Smartphone e sicurezza, un problema ignorato

Smartphone e sicurezza, un problema ignorato

Juniper Networks Global Threat Center ha reso noti i dati di uno studio, da cui emerge una generalizzata mancanza di coscienza della sicurezza legata al proprio smartphone

di Alessandro Bordin pubblicato il nel canale TLC e Mobile
 

Alcuni dati

A prescindere dal fatto che ci si riferisca all'enorme parco smartphone delle grandi aziende fino al singolo dispositivo ad uso privato, sono chiare alcune dinamiche di utilizzo comuni. Fra queste l'invio di email, sms e soprattutto download di applicazioni, effettuate con molta più leggerezza di quanto non si farebbe con il proprio PC. Se per i dispositivi aziendali esiste solitamente del software dedicato alla sicurezza (ma i problemi non mancano, come vedremo), gli utenti consumer sono solitamente ignari anche dell'esistenza di strumenti pensati per lo scopo.

A titolo differente, ad essere interessati sono tutti gli ambienti software, nessuno eslcuso. La diffusione di malware su smartphone nel 2010 è aumentata del 250% rispetto al 2009, presa come valore assoluto e non rapportata alla maggiore diffusione di dispositivi in generale. Il 61% dei malware intercettati da Juniper arrivano da spyware, mentre per il 17% il problema è riferito al ricevimeto di SMS Trojan.

Lo spyware tipico da smarthone è particolarmente subdolo: pensato per risiedere in modo silente nel dispositivo, è in grado di monitorare l'utilizzo e gestire una serie di operazioni di invio in background senza che l'utilizzatore si accorga di nulla, il tutto risultando trasparente anche a strumenti anti-malware di basso profilo.

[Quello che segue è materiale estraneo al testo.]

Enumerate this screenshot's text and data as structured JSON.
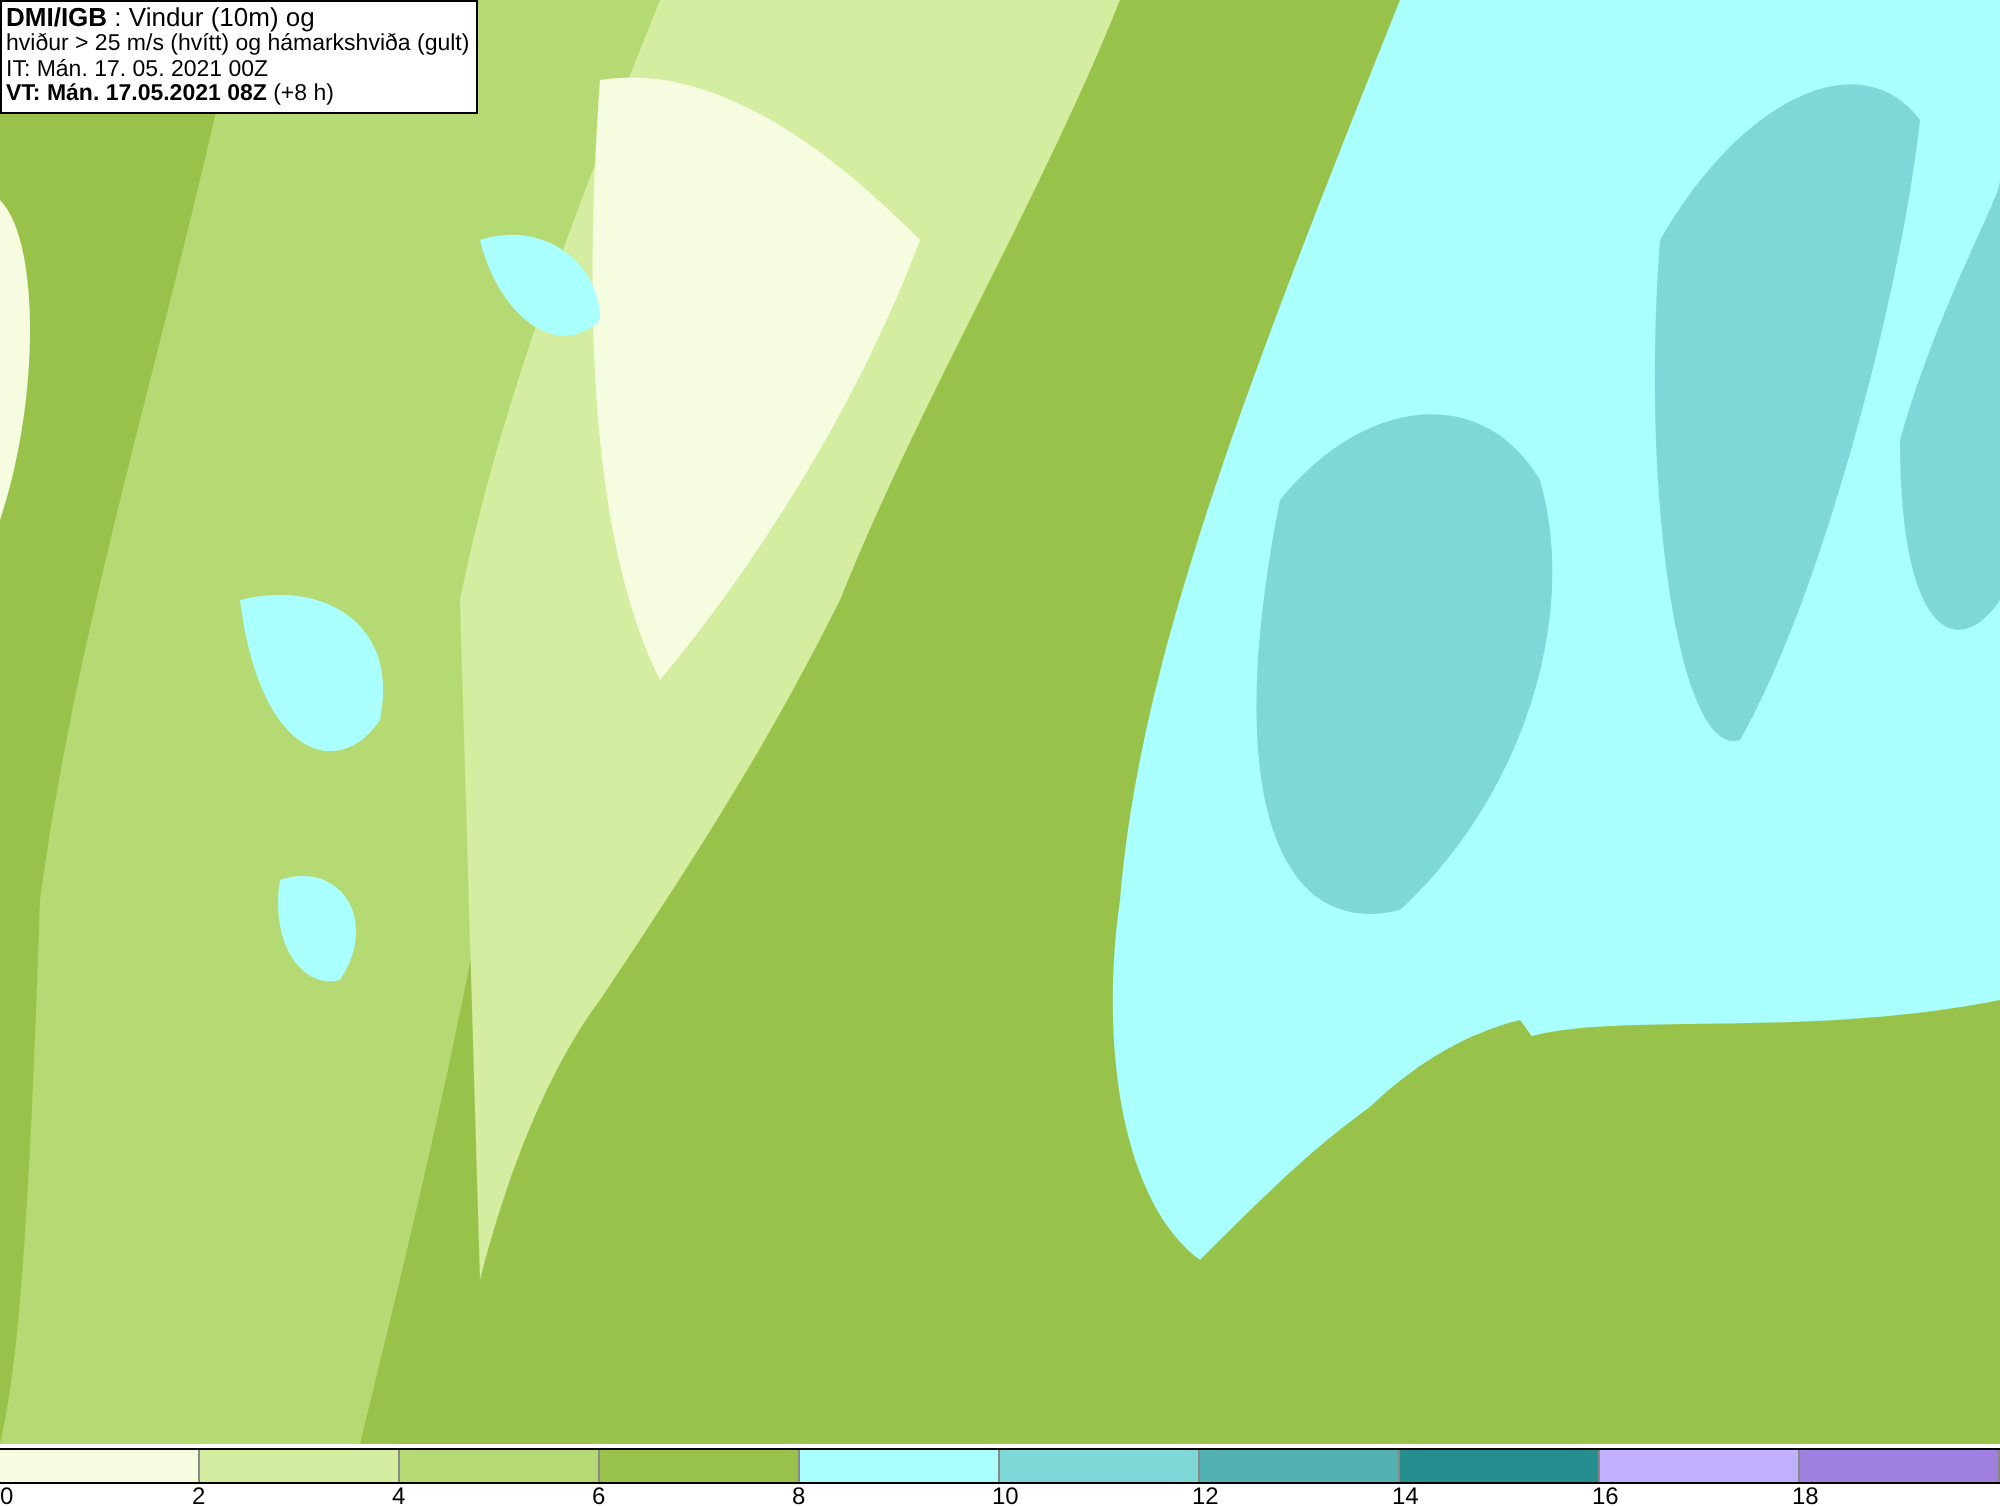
{
  "title_box": {
    "lines": [
      "**DMI/IGB** : Vindur (10m) og",
      "hviður > 25 m/s (hvítt) og hámarkshviða (gult)",
      "IT: Mán. 17. 05. 2021 00Z",
      "**VT: Mán. 17.05.2021 08Z** (+8 h)"
    ]
  },
  "legend": {
    "bins": [
      {
        "color": "#f5fce0"
      },
      {
        "color": "#d4eda0"
      },
      {
        "color": "#b5da73"
      },
      {
        "color": "#98c24a"
      },
      {
        "color": "#aaffff"
      },
      {
        "color": "#7fd8d8"
      },
      {
        "color": "#52b2b2"
      },
      {
        "color": "#258f8f"
      },
      {
        "color": "#c0b0ff"
      },
      {
        "color": "#9f80e0"
      }
    ],
    "ticks": [
      "0",
      "2",
      "4",
      "6",
      "8",
      "10",
      "12",
      "14",
      "16",
      "18"
    ]
  }
}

Fra i sistemi prediletti dai cyber criminali c'è Google Android, forte di una maggiore apertura del sistema e di una grandissima diffusione fra il pubblico. L'aumento dei malware rilevati per sistemi Android segna un più 400% anno su anno (2009-2010), con alcuni casi particolarmente gravi. Uno di questi, rilevato nel gennaio del 2010, prevedeva una app prelevabile direttamente dallo Store ufficiale realizzato dall'utente "Droid09", che prometteva di snellire le operazioni bancarie in una semplice veste grafica e senza troppe trafile tipiche dell'interfaccia web. Lo scopo vendere a ignoti i dati di accesso.

Passano circa due mesi ed è la volta della prima botnet Android. Il provider Vodafone mette in commercio, inconsciamente, alcuni dispositivi dotati di scheda memoria Secure Digital contenente, oltre al software precaricato ufficiale, anche codice malevolo che ha permesso la diffusione della botnet Mariposa. Collegando il nuovo smartphone al proprio PC con sistema operativo Microsoft Windows via USB, il codice malevolo si attivava con il tipico autorun, infettando di fatto il sistema.

Arriva giugno 2010 e con esso "Tap Snake", un semplice giochino come ce ne sono a migliaia. Almeno apparentemente. Il gioco si rivelò di fatto un GPS Spy, ovvero uno strumento in grado di tracciare i movimenti dell'utilizzatore. Forse una "prova tecnica" da parte degli sviluppatori malintenzionati, chissà. Però un problema di non poco conto, che mette in luce le insidie che possono celarsi dietro una normale applicazione. Nell'agosto del 2010 esce invece il primo SMS Trojan, ai danni dell'utenza russa.